Numerical modelling of a transient slug mixing experiment of the ROCOM test facility using CFX-5

The coolant mixing is of relevance for two classes of accident scenarios – boron dilution and cold-water transients. Experimental investigations and numerical simulations of coolant mixing in the downcomer and the lower plenum of PWRs was the topic of the EU-Project “FLOMIX-R”. The results of the project showed, that coolant mixing has a high relevance for nuclear safety. The coolant mixing is the only inherent mechanism, which reduces risks of power excursions. For the investigation of the relevant mixing phenomena, the Rossendorf test facility ROCOM has been used. ROCOM is a 1:5 scaled Plexiglas model of the PWR Konvoi allowing conductivity measurements by wire mesh sensors and velocity measurements by the LDA technique. Series of experiments were performed at ROCOM to study the mixing of a slug of lower borated water during the start-up of the first main circulation pump.

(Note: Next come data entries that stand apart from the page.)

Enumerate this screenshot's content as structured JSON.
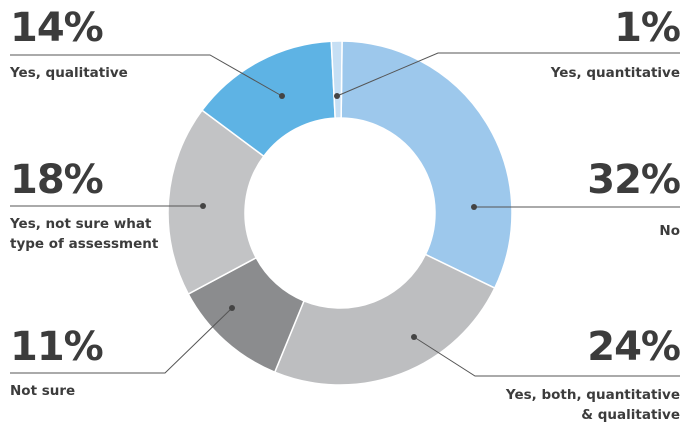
{
  "chart_data": {
    "type": "pie",
    "donut": true,
    "slices": [
      {
        "label": "No",
        "value": 32,
        "display": "32%",
        "color": "#9dc8ec"
      },
      {
        "label": "Yes, both, quantitative & qualitative",
        "value": 24,
        "display": "24%",
        "color": "#bdbec0"
      },
      {
        "label": "Not sure",
        "value": 11,
        "display": "11%",
        "color": "#8b8c8e"
      },
      {
        "label": "Yes, not sure what type of assessment",
        "value": 18,
        "display": "18%",
        "color": "#c2c3c5"
      },
      {
        "label": "Yes, qualitative",
        "value": 14,
        "display": "14%",
        "color": "#5eb3e4"
      },
      {
        "label": "Yes, quantitative",
        "value": 1,
        "display": "1%",
        "color": "#c6dff4"
      }
    ]
  },
  "labels": {
    "qualitative": {
      "pct": "14%",
      "text": "Yes, qualitative"
    },
    "quantitative": {
      "pct": "1%",
      "text": "Yes, quantitative"
    },
    "not_sure_type": {
      "pct": "18%",
      "line1": "Yes, not sure what",
      "line2": "type of assessment"
    },
    "no": {
      "pct": "32%",
      "text": "No"
    },
    "not_sure": {
      "pct": "11%",
      "text": "Not sure"
    },
    "both": {
      "pct": "24%",
      "line1": "Yes, both, quantitative",
      "line2": "& qualitative"
    }
  }
}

The CFD calculations were carried out with the code CFX-5. A complex hybrid mesh with the size of 2 million nodes and 4 million elements was used. The turbulence was modeled with the SST model.

Due to the strong momentum insertion during the pump start-up, a dominating horizontal component of the flow was observed near the inlet nozzle leading to a circumferential flow around the core barrel. Therefore, the injected slug is distributed into two main jets, and the maximum of the tracer concentration at the core inlet appears firstly at the location opposite to the loop where the tracer was injected. For turbulent flows the CFD-Code CFX-5 was validated for turbulent, momentum driven mixing. A better description of the mixing processes inside the RPV is the basis of a more realistic safety assessment concerning boron dilution scenarios.